Throughout his academic life, Veblen supported radical causes, showing special sympathies for the Industrial Workers of the World and the conscientious objectors who resisted service in World War I. Publicly, however, Veblen did not make for a loud or challenging presence in American politics; he led no political movement or party to advance progressive agendas; he lent his name to no sectarian program of social change; indeed, he rarely, if ever, voted. Overall, he played little active role in conventional or subversive politics. He might well be the exemplar of the late 20th century tenured radical, except that Veblen did not win lasting tenure or security at any university, nor did he show any willingness to modify his opinions in order to win permanent employment. His outspoken criticisms of the existing order did considerable harm to his academic career, probably more harm, in fact, than the colorful liaisons of his academic legend.
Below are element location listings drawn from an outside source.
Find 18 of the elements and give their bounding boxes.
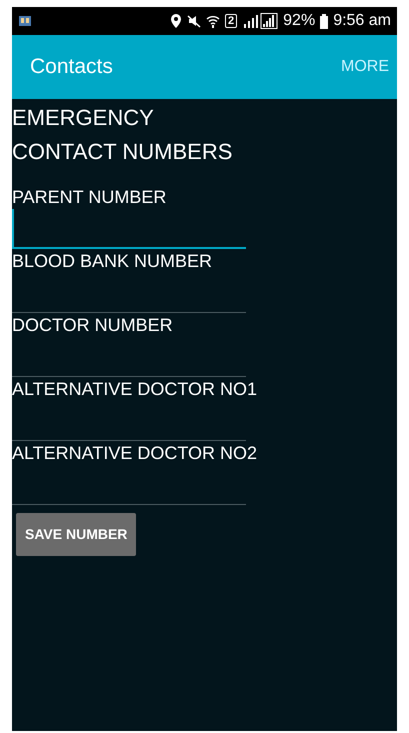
app-title: Contacts bbox=[30, 54, 113, 80]
battery-icon bbox=[320, 14, 328, 28]
field-label: BLOOD BANK NUMBER bbox=[12, 250, 214, 273]
wifi-icon bbox=[206, 14, 220, 28]
heading: EMERGENCY CONTACT NUMBERS bbox=[12, 104, 234, 166]
location-pin-icon bbox=[170, 13, 182, 29]
field-label: PARENT NUMBER bbox=[12, 186, 168, 209]
field-label: DOCTOR NUMBER bbox=[12, 314, 174, 337]
field-label: ALTERNATIVE DOCTOR NO2 bbox=[12, 442, 258, 465]
number-field[interactable] bbox=[12, 209, 246, 249]
battery-level: 92% bbox=[283, 11, 316, 31]
save-number-button[interactable]: SAVE NUMBER bbox=[16, 513, 136, 556]
mute-icon bbox=[187, 14, 202, 28]
clock: 9:56 am bbox=[333, 11, 391, 31]
app-notification-icon bbox=[18, 14, 32, 28]
signal-icon bbox=[242, 13, 278, 29]
field-label: ALTERNATIVE DOCTOR NO1 bbox=[12, 378, 258, 401]
sim-slot-icon: 2 bbox=[225, 14, 238, 28]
Though he did not act aggressively in politics, Veblen did have a strong social and political voice, whose utterances were made in books and essays that penetrated the mysteries of the human situation. With wit, irony, and sobering logic, his work questioned the seemingly solid foundations of conventional society; his was the influence of insubordinate ideas, ideas whose effects could be traced in such varied 20th century American movements as technocracy, socialism, the New Deal, feminism, and especially, through the influence of others who took him seriously, such as C. Wright Mills, the radical movements of the 1960s and beyond. To read Veblen, then, is to become acquainted with a reservoir of radical thinking touching issues of culture, history, consumption, technology, the business cycle, corporate behavior, waste, inequality, democracy, war and power.